Vücut yukarı doğru hemen hemen dikey,sırığa uzak olmalı ve ayaklar önde tutulmalıdır.
Koşu sırasında artan kinetik enerji ağırlık merkezinin yer değiştirmesinde kullanılabilir. Bu enerjinin bir kısmi sırık kazanı ile temas ettiğinde, bir kısmi atletin sıçrama ayağının geriye doğru hareket etmesi ile ve bir kısmi da sırığın bükülmesi ile kullanılmalıdır. Buna ilaveten atlayıcının çıtayı geçmesi için yeterli miktarda yatay hızının olması gerekir (Şekil 6).
Daha hızlı bir koşu atletin sırığı daha iyi kavramasını sağlar. Bu da merkezkaç kuvvetin kontrol edilmesine bağlıdır. Dolayısı ile bu da hızdaki artma koordinasyonunu bozmadığı zamanda olur.
Bükülebilir bir sırık, bükülmeyen sırığa göre daha yukarı tutulabilir ve atletin boyu, ağırlığı, çevikliği, rüzgarın yönü ve gücü, koşulları yer (zemin), atletin formu ve motivasyonu sırığın kavramasında etkenlerdendir.
Atlayıcı sırığı becerebildiği kadar kavramak zorundadır. (örneğin; sırık en yukarıda iken, yukarıdaki eli ile yer arasındaki mesafedir. Bu mesafede atletin boyunun iki misli ve 0,60 m'nin ilavesidir.)

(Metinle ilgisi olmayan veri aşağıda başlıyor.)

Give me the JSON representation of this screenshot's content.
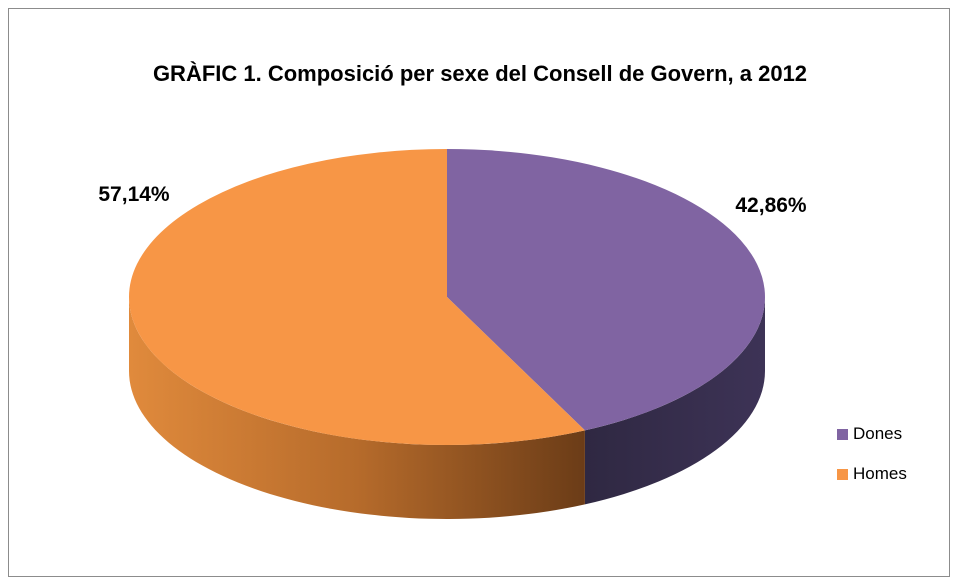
{
  "chart_data": {
    "type": "pie",
    "title": "GRÀFIC 1. Composició per sexe del Consell de Govern, a 2012",
    "slices": [
      {
        "name": "Dones",
        "value": 42.86,
        "label": "42,86%",
        "color": "#8064a2",
        "side_color": "#2e2540"
      },
      {
        "name": "Homes",
        "value": 57.14,
        "label": "57,14%",
        "color": "#f79646",
        "side_color": "#b8682a"
      }
    ],
    "legend_position": "right",
    "style": "3d"
  }
}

Uzun boylu ve uzun bacaklı atletin ağırlık merkezleri sırığı kavramalarına göre düşük olur. Aynı zamanda kısa boylu atletlere daha fazla merkezkaç kuvvetini geliştirmesi gerekir. Bu da daha fazla kuvvet ve hız demektir.
SALINMA: Atlayıcı kazan ile kendisi arasındaki yatay mesafeyi azaltmak için ilk olarak ağırlık merkezinde düşük bir pozisyon bulur, buradaki dikey hız azdır, fakat bu esnada hemen yükselmesi gerekir. Bu yükselme esnasında sırığı biraz daha bükebilir. Sıçrama sırasında ayaklarını yukarı kaldırır ve kolları ile sırığa yüklenir.
Kalçalar başın üzerinde olmalıdır ve başlangıçta dizler bükülüp göğüse yapıştırılır. Sırık düzeldikten sonra biriken enerjiyi kullanmak için atlayıcının kullanacağı en iyi pozisyon (amut) kollarının üzerinde durmaktır. Bu durumda çıtayı geçene kadar atlayıcı ayaklarını başının mümkün olduğu kadar yukarıda tutmak zorundadır. Çıtayı geçtikten sonra ayaklar kendiliğinden aşağıya iner.
ÇEKME-İTME: İyi bir atlayıcı sırığı çekmeyi mümkün olduğunca geciktirir. (Bu işi erken yapmaz) Daha güçsüz ve az koordinasyona sahip atletler sırığın geri çekilmesine karşı direnmezler ve bu yüzden boy avantajlarını kullanarak çekmeyi geciktirirler. Çekme kuvvetli ve çabuk olmalıdır.
Vücudun dönmesi bacak hareketi ile olur. Bu boşta olan bacak ile yapılır (bazları sol ayakla başlayarak vücudun dönmesini sırığın sol tarafından yapar). Dönme hızı çekme hızına bağlıdır. İtme çekmenin bir devamıdır.